A estrutura de um veículo de investimento tem impacto no retorno líquido que o investidor terá ao final. Ainda que duas soluções entreguem exposição semelhante ao CDI, o resultado líquido acumulado pode ser significativamente diferente quando o investimento é analisado em períodos mais longos.
A recente expansão da oferta de ETFs de renda fixa na B3 reflete a evolução dos investidores, que se tornam mais criteriosos. E para atender este investidor que a Itaú Asset lançou o CDIB11, com estrutura eficiente, possibilitando exposição ao CDI através de um ativo negociado em bolsa, transparente e padronizado aos investidores.
CDIB11 traz eficiência para o investidor que busca retorno pós-fixado, mas sem a incidência do tributo come-cotas, que é a antecipação de imposto sobre rendimento, cobrados semestralmente em maio e novembro. Nos fundos DI tradicionais, esta antecipação semestral de imposto reduz a base de capital investida, o que compromete o efeito de acumulação ao longo do tempo. No ETF, a ausência de come-cotas permite que o capital permaneça integralmente investido, resultando em maior retorno para o investidor.

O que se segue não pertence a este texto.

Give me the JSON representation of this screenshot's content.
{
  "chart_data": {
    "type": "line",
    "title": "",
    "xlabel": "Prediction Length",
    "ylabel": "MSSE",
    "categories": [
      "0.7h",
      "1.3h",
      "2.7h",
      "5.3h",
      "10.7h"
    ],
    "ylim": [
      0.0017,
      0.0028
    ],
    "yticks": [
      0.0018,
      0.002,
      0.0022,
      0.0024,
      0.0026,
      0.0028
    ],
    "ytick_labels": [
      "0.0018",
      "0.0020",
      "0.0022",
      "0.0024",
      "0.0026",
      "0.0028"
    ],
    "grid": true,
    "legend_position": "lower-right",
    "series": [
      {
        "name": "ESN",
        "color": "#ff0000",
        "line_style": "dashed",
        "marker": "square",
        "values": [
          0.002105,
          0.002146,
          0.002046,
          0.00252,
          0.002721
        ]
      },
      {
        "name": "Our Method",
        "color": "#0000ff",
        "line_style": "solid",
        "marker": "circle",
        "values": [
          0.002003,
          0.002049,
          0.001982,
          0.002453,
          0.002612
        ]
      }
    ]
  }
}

Outro ponto relevante é o prazo-alvo de aproximadamente 800 dias do CDIB11, que permite o enquadramento tributário de longo prazo e garante ao investidor a alíquota de 15% de imposto de renda sobre o ganho de capital, cobrada apenas no momento da venda e independente do período efetivo de investimento.
O CDIB11 tem sua carteira composta predominantemente por Tesouro Selic e mantém exposição a NTN-B com objetivo de garantir o prazo-alvo de 800 dias. Essa composição pode gerar desvios pontuais em relação ao CDI no curto prazo em função das movimentações na curva de juros futuros, que por sua vez vão exercer impacto na NTN-B presente na carteira. Esse tema já foi pauta de outra coluna por aqui.
Ainda assim, esses desvios tendem a não comprometer o resultado no horizonte mais longo. A própria estrutura da carteira, combinada à eficiência tributária, contribui para que o retorno acumulado líquido possa superar o CDI ao longo do tempo.

O gráfico acima mostra que ao longo do tempo, os ETFs ajudam investidores a obterem retorno acumulado superior ao CDI por serem veículos de investimento eficientes, o que se reflete em maior patrimônio ao longo do tempo.
E nesse contexto, o CDIB11 passa a ser mais uma alternativa dentro da gestão de liquidez, ao combinar exposição ao CDI com ganhos estruturais de eficiência operacional e tributária.